Zu Beginn des 21. Jahrhunderts setzte in Russland eine intensive Diskussion über Sonderwirtschaftszonen ein. Die Idee, nach chinesischem Vorbild mehrere Sonderwirtschaftszonen auch in Russland einzurichten (vor allem in Sibirien und Fernost), wird Ex-Ministerpräsident Jewgeni Primakow in seiner Funktion als Präsident der Russischen Industrie- und Handelskammern zugeschrieben. Unter der Präsidentschaft von Wladimir Putin wurde schließlich im Jahre 2005 ein entsprechendes Gesetz über Sonderwirtschaftszonen in der Russischen Föderation verabschiedet, das in den verschiedenen Oblasten einen Wettbewerb stimulierte. Eine Föderale Agentur für das Management der Sonderwirtschaftszonen wurde errichtet, die für die Realisierung des Programms verantwortlich zeichnet.

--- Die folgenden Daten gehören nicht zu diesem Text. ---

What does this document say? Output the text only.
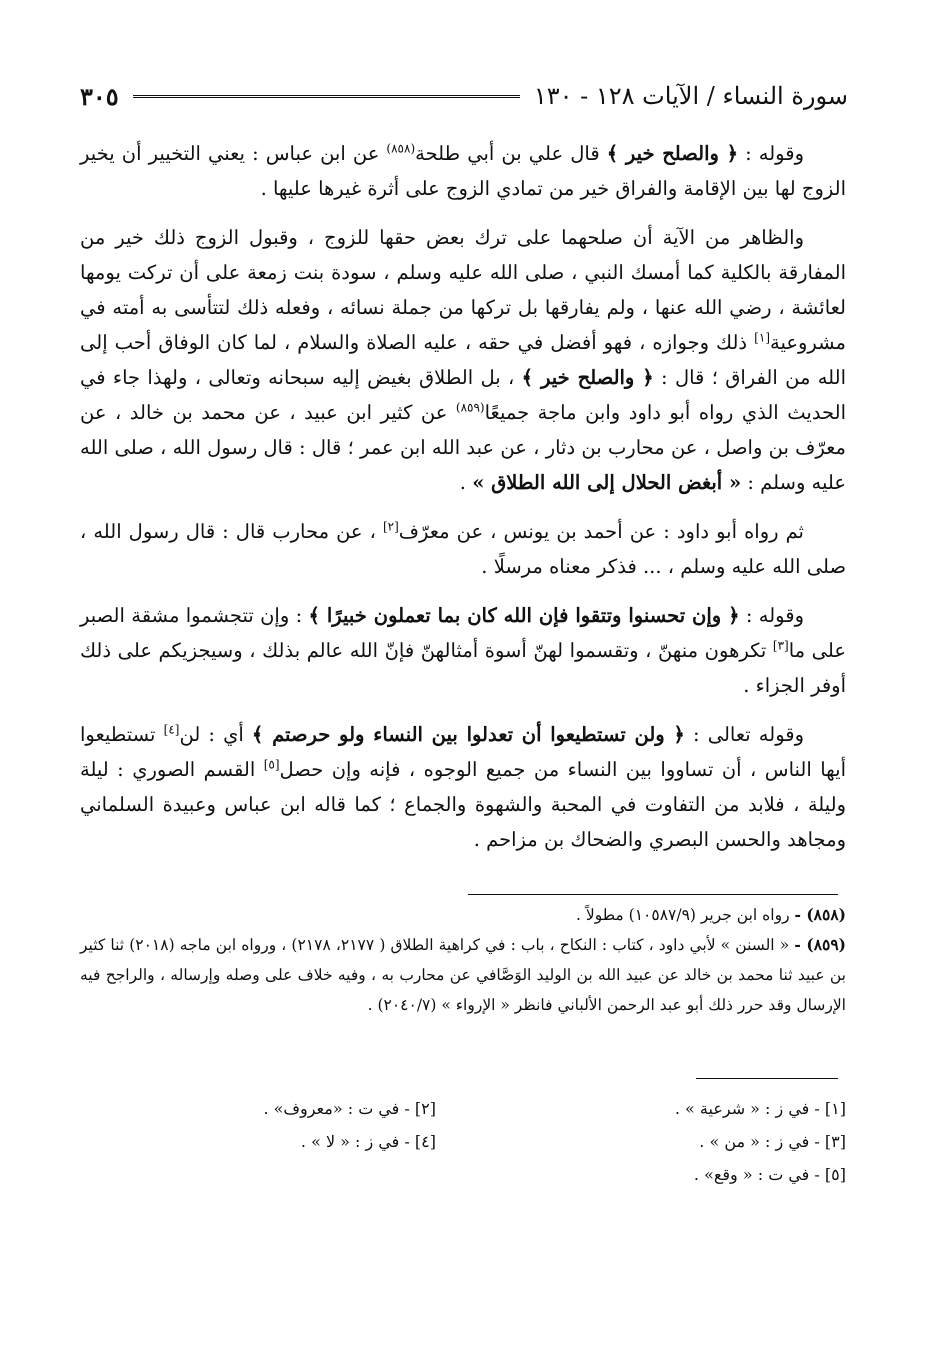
سورة النساء / الآيات ١٢٨ - ١٣٠
٣٠٥

وقوله : ﴿ والصلح خير ﴾ قال علي بن أبي طلحة$^{(٨٥٨)}$ عن ابن عباس : يعني التخيير أن يخير الزوج لها بين الإقامة والفراق خير من تمادي الزوج على أثرة غيرها عليها .

والظاهر من الآية أن صلحهما على ترك بعض حقها للزوج ، وقبول الزوج ذلك خير من المفارقة بالكلية كما أمسك النبي ، صلى الله عليه وسلم ، سودة بنت زمعة على أن تركت يومها لعائشة ، رضي الله عنها ، ولم يفارقها بل تركها من جملة نسائه ، وفعله ذلك لتتأسى به أمته في مشروعية[١] ذلك وجوازه ، فهو أفضل في حقه ، عليه الصلاة والسلام ، لما كان الوفاق أحب إلى الله من الفراق ؛ قال : ﴿ والصلح خير ﴾ ، بل الطلاق بغيض إليه سبحانه وتعالى ، ولهذا جاء في الحديث الذي رواه أبو داود وابن ماجة جميعًا$^{(٨٥٩)}$ عن كثير ابن عبيد ، عن محمد بن خالد ، عن معرّف بن واصل ، عن محارب بن دثار ، عن عبد الله ابن عمر ؛ قال : قال رسول الله ، صلى الله عليه وسلم : « أبغض الحلال إلى الله الطلاق » .

ثم رواه أبو داود : عن أحمد بن يونس ، عن معرّف[٢] ، عن محارب قال : قال رسول الله ، صلى الله عليه وسلم ، ... فذكر معناه مرسلًا .

وقوله : ﴿ وإن تحسنوا وتتقوا فإن الله كان بما تعملون خبيرًا ﴾ : وإن تتجشموا مشقة الصبر على ما[٣] تكرهون منهنّ ، وتقسموا لهنّ أسوة أمثالهنّ فإنّ الله عالم بذلك ، وسيجزيكم على ذلك أوفر الجزاء .

وقوله تعالى : ﴿ ولن تستطيعوا أن تعدلوا بين النساء ولو حرصتم ﴾ أي : لن[٤] تستطيعوا أيها الناس ، أن تساووا بين النساء من جميع الوجوه ، فإنه وإن حصل[٥] القسم الصوري : ليلة وليلة ، فلابد من التفاوت في المحبة والشهوة والجماع ؛ كما قاله ابن عباس وعبيدة السلماني ومجاهد والحسن البصري والضحاك بن مزاحم .

(٨٥٨) - رواه ابن جرير (١٠٥٨٧/٩) مطولاً .

(٨٥٩) - « السنن » لأبي داود ، كتاب : النكاح ، باب : في كراهية الطلاق ( ٢١٧٧، ٢١٧٨) ، ورواه ابن ماجه (٢٠١٨) ثنا كثير بن عبيد ثنا محمد بن خالد عن عبيد الله بن الوليد الوَصَّافي عن محارب به ، وفيه خلاف على وصله وإرساله ، والراجح فيه الإرسال وقد حرر ذلك أبو عبد الرحمن الألباني فانظر « الإرواء » (٢٠٤٠/٧) .

[١] - في ز : « شرعية » .
[٢] - في ت : «معروف» .
[٣] - في ز : « من » .
[٤] - في ز : « لا » .
[٥] - في ت : « وقع» .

Bis Ende 2010 wurden 25 Sonderwirtschaftszonen konzipiert und bestätigt, darunter u. a.:
- 4 Industrie-Sonderwirtschaftszonen
- 5 technologieorientierte Sonderwirtschaftszonen
- 6 Sonderwirtschaftszonen für Tourismus und Erholung
- Gebiet Irkutsk
- Gebiet Altai
- Republik Altai
- Republik Burjatien
- Oblast Kaliningrad
- Region Stawropol
- 6 weitere touristische Sonderwirtschaftszonen für Tourismus und Erholung sind im Föderationsgebiet Nord-Kaukasus im Aufbau.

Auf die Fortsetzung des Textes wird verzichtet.